Denpasar – Ikatan Cendekiawan Muslim se-Indonesia (ICMI) Orwil Bali menggelar sarasehan dan peragaan busana untuk melestarikan tenun tradisional Bali.
Acara yang bertajuk “Menjaga Warisan Budaya dalam Ragam Busana Muslim” ini diselenggarakan di Gedung Ksirarnawa, Art Center Denpasar, pada Minggu (14/9/2025).
Kegiatan ini merupakan kolaborasi antara ICMI Bali dengan Ikatan Keluarga Minang Saiyo (IKMS) Bali, Yayasan Saroha Bali, serta didukung oleh Dekranasda Bali.
Tujuannya untuk menunjukkan bahwa tenun Bali tidak hanya indah, tetapi juga bisa beradaptasi dengan berbagai gaya busana, termasuk busana muslim.
Tenun sebagai Warisan Berharga
Gubernur Bali, Wayan Koster, dalam sambutan tertulisnya yang dibacakan oleh I Gusti Ngurah Wiryanata, Kepala Dinas Perindustrian dan Perdagangan Provinsi Bali, menekankan pentingnya pelestarian tenun.
Menurutnya, tenun Bali lebih dari sekadar kain, melainkan menyimpan filosofi, doa, dan kearifan lokal.
“Setiap helai benang menghadirkan keindahan sekaligus makna spiritual. Karena itu, menjadi kewajiban kita bersama untuk menjaga, melestarikan, sekaligus mengembangkan warisan berharga ini agar tidak punah digerus zaman,” ujar Koster.
Ia juga mengapresiasi inovasi yang memadukan tenun Bali dengan busana muslim, karena hal ini membuka peluang ekonomi bagi para perajin dan menjembatani tradisi dengan modernitas.
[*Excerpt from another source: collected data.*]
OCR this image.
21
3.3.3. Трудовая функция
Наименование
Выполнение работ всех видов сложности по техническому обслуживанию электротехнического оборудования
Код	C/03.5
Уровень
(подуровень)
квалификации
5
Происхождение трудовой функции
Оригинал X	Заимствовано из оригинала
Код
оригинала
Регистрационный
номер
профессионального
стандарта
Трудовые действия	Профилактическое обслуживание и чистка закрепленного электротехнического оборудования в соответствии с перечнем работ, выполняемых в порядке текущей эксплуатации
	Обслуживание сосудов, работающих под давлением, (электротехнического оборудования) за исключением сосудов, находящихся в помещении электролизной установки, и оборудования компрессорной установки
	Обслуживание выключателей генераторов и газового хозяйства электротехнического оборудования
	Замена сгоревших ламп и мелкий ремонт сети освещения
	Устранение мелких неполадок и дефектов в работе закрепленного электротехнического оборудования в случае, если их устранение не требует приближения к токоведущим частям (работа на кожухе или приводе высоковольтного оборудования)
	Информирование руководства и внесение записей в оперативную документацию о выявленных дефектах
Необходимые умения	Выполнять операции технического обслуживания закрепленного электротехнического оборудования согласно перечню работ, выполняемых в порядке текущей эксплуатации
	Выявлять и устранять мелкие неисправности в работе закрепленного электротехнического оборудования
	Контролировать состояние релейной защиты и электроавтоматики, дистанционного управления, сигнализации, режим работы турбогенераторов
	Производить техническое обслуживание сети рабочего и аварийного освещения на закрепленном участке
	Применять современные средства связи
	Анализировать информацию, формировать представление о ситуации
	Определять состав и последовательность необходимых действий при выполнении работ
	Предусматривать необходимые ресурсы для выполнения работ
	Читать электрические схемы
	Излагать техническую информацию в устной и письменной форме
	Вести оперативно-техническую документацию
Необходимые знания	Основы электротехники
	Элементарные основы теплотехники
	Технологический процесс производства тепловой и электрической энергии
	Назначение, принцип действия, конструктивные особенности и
Peran ICMI dalam Pelestarian Budaya
Ketua ICMI Bali, Farida Hanum Ritonga, menjelaskan acara ini adalah wujud nyata komitmen ICMI dalam menjaga budaya Nusantara.
“Melalui sarasehan ini, kita ingin menegaskan bahwa cendekiawan muslim di Bali tidak hanya berkontribusi dalam pemikiran, tapi juga dalam menjaga warisan budaya Nusantara,” kata Farida.
Sementara itu, Ketua Panitia, Mohammad Thoha, menyebut bahwa peragaan busana menjadi bagian penting untuk menarik generasi muda. ”
“Kami menampilkan karya-karya tenun tradisional Bali dalam balutan busana modern, sehingga generasi muda bisa melihat bahwa tenun tetap relevan di era sekarang,” jelasnya.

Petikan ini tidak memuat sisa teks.